The graphic below depicts all attacks inspired or coordinated by ISIS in Europe from January 2014 to December 4, 2015. It also marks locations where ISIS-linked individuals have been arrested between those dates. Locations with more than two arrest events are marked with a number and a single icon. The graphic additionally reflects which countries have increased national threat levels in the wake of the Paris attacks, and shows where ISIS has directed public threats or recruitment calls. Individuals inspired by and responsive to ISIS are active across Europe, particularly in Western countries with high populations of foreign fighters. This activity contrasts with ISIS-linked arrests and attacks in Turkey, which reflect spillover from ISIS’s campaigns in Iraq and Syria rather than ISIS’s campaign to attack the West.
ISIS will likely expand its efforts to direct and resource sophisticated terror attacks in Europe. ISIS used its high-ranking Belgian-Moroccan military commander Abdelhamid Abouaad to coordinate multiple attack attempts in Belgium and France.
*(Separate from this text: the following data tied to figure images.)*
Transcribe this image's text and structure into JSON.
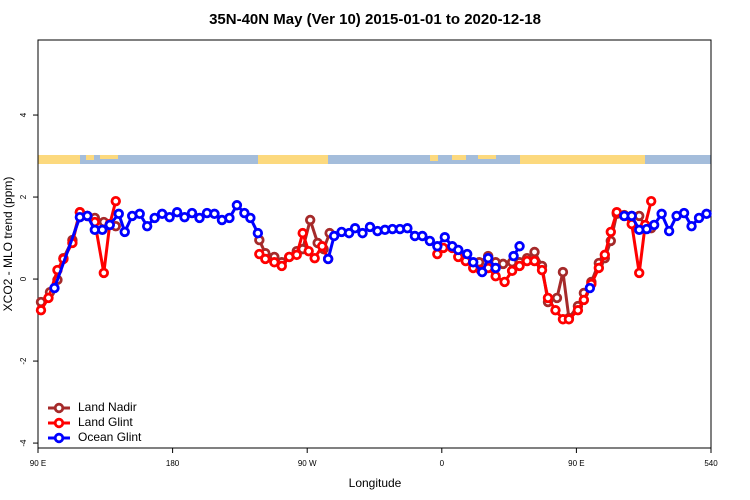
{
  "chart_data": {
    "type": "line",
    "title": "35N-40N May (Ver 10)   2015-01-01 to 2020-12-18",
    "x_label": "Longitude",
    "y_label": "XCO2 - MLO trend (ppm)",
    "xlim": [
      90,
      540
    ],
    "ylim": [
      -4.12,
      5.83
    ],
    "xticks": [
      {
        "value": 90,
        "label": "90 E"
      },
      180,
      {
        "value": 270,
        "label": "90 W"
      },
      {
        "value": 360,
        "label": "0"
      },
      {
        "value": 450,
        "label": "90 E"
      },
      540
    ],
    "yticks": [
      -4,
      -2,
      0,
      2,
      4
    ],
    "legend": "lower left",
    "series": [
      {
        "name": "Land Nadir",
        "color": "#a52a2a",
        "x": [
          92,
          98,
          103,
          107,
          113,
          118,
          123,
          128,
          134,
          138,
          142,
          null,
          238,
          242,
          248,
          253,
          258,
          263,
          267,
          272,
          277,
          281,
          285,
          null,
          385,
          391,
          396,
          401,
          407,
          412,
          417,
          422,
          427,
          431,
          437,
          441,
          445,
          451,
          455,
          460,
          465,
          469,
          473,
          477,
          482,
          487,
          492,
          496,
          500
        ],
        "values": [
          -0.56,
          -0.32,
          -0.02,
          0.51,
          0.95,
          1.63,
          1.54,
          1.49,
          1.39,
          1.32,
          1.29,
          null,
          0.95,
          0.63,
          0.54,
          0.41,
          0.54,
          0.68,
          0.73,
          1.44,
          0.88,
          0.73,
          1.12,
          null,
          0.41,
          0.56,
          0.41,
          0.37,
          0.41,
          0.41,
          0.51,
          0.66,
          0.32,
          -0.56,
          -0.46,
          0.17,
          -0.95,
          -0.66,
          -0.34,
          -0.07,
          0.39,
          0.51,
          0.93,
          1.59,
          1.56,
          1.54,
          1.54,
          1.29,
          1.24
        ]
      },
      {
        "name": "Land Glint",
        "color": "#ff0000",
        "x": [
          92,
          97,
          103,
          107,
          113,
          118,
          123,
          128,
          134,
          138,
          142,
          null,
          238,
          242,
          248,
          253,
          258,
          263,
          267,
          271,
          275,
          280,
          284,
          null,
          357,
          361,
          367,
          371,
          376,
          381,
          386,
          391,
          396,
          402,
          407,
          412,
          417,
          422,
          427,
          431,
          436,
          441,
          445,
          451,
          455,
          460,
          465,
          469,
          473,
          477,
          482,
          487,
          492,
          496,
          500
        ],
        "values": [
          -0.76,
          -0.46,
          0.22,
          0.49,
          0.88,
          1.63,
          1.54,
          1.39,
          0.15,
          1.34,
          1.9,
          null,
          0.61,
          0.49,
          0.41,
          0.32,
          0.54,
          0.59,
          1.12,
          0.68,
          0.51,
          0.8,
          0.49,
          null,
          0.61,
          0.76,
          0.76,
          0.54,
          0.44,
          0.27,
          0.22,
          0.27,
          0.07,
          -0.07,
          0.2,
          0.32,
          0.44,
          0.44,
          0.22,
          -0.46,
          -0.76,
          -0.98,
          -0.98,
          -0.76,
          -0.51,
          -0.12,
          0.27,
          0.59,
          1.15,
          1.63,
          1.54,
          1.34,
          0.15,
          1.32,
          1.9
        ]
      },
      {
        "name": "Ocean Glint",
        "color": "#0000ff",
        "x": [
          101,
          118,
          123,
          128,
          133,
          138,
          144,
          148,
          153,
          158,
          163,
          168,
          173,
          178,
          183,
          188,
          193,
          198,
          203,
          208,
          213,
          218,
          223,
          228,
          232,
          237,
          null,
          284,
          288,
          293,
          298,
          302,
          307,
          312,
          317,
          322,
          327,
          332,
          337,
          342,
          347,
          352,
          357,
          362,
          367,
          371,
          377,
          381,
          387,
          391,
          396,
          null,
          408,
          412,
          null,
          459,
          null,
          482,
          487,
          492,
          497,
          502,
          507,
          512,
          517,
          522,
          527,
          532,
          537
        ],
        "values": [
          -0.22,
          1.51,
          1.54,
          1.2,
          1.2,
          1.32,
          1.59,
          1.15,
          1.54,
          1.59,
          1.29,
          1.49,
          1.59,
          1.51,
          1.63,
          1.51,
          1.61,
          1.49,
          1.61,
          1.59,
          1.44,
          1.49,
          1.8,
          1.61,
          1.49,
          1.12,
          null,
          0.49,
          1.05,
          1.15,
          1.12,
          1.24,
          1.12,
          1.27,
          1.17,
          1.2,
          1.22,
          1.22,
          1.24,
          1.05,
          1.05,
          0.93,
          0.8,
          1.02,
          0.8,
          0.71,
          0.61,
          0.41,
          0.17,
          0.51,
          0.27,
          null,
          0.56,
          0.8,
          null,
          -0.22,
          null,
          1.54,
          1.54,
          1.2,
          1.22,
          1.32,
          1.59,
          1.17,
          1.54,
          1.61,
          1.29,
          1.49,
          1.59
        ]
      }
    ]
  }
}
ISIS may send similarly skilled individuals back to plan terror attacks there or in other historic European jihadist systems, including Spain and Morocco, Italy and the Balkans, or the Netherlands, Denmark, and Sweden. Interconnected human networks in each of these systems may capitalize on inadequate intelligence sharing across European borders in order to plan and conduct attacks. ISIS will also continue to use its global network to inspire and possibly resource terror attacks in other Western countries, including the United States. Reports that a shooter in San Bernadino pledged allegiance to ISIS before or during an attack on December 2 highlight this threat.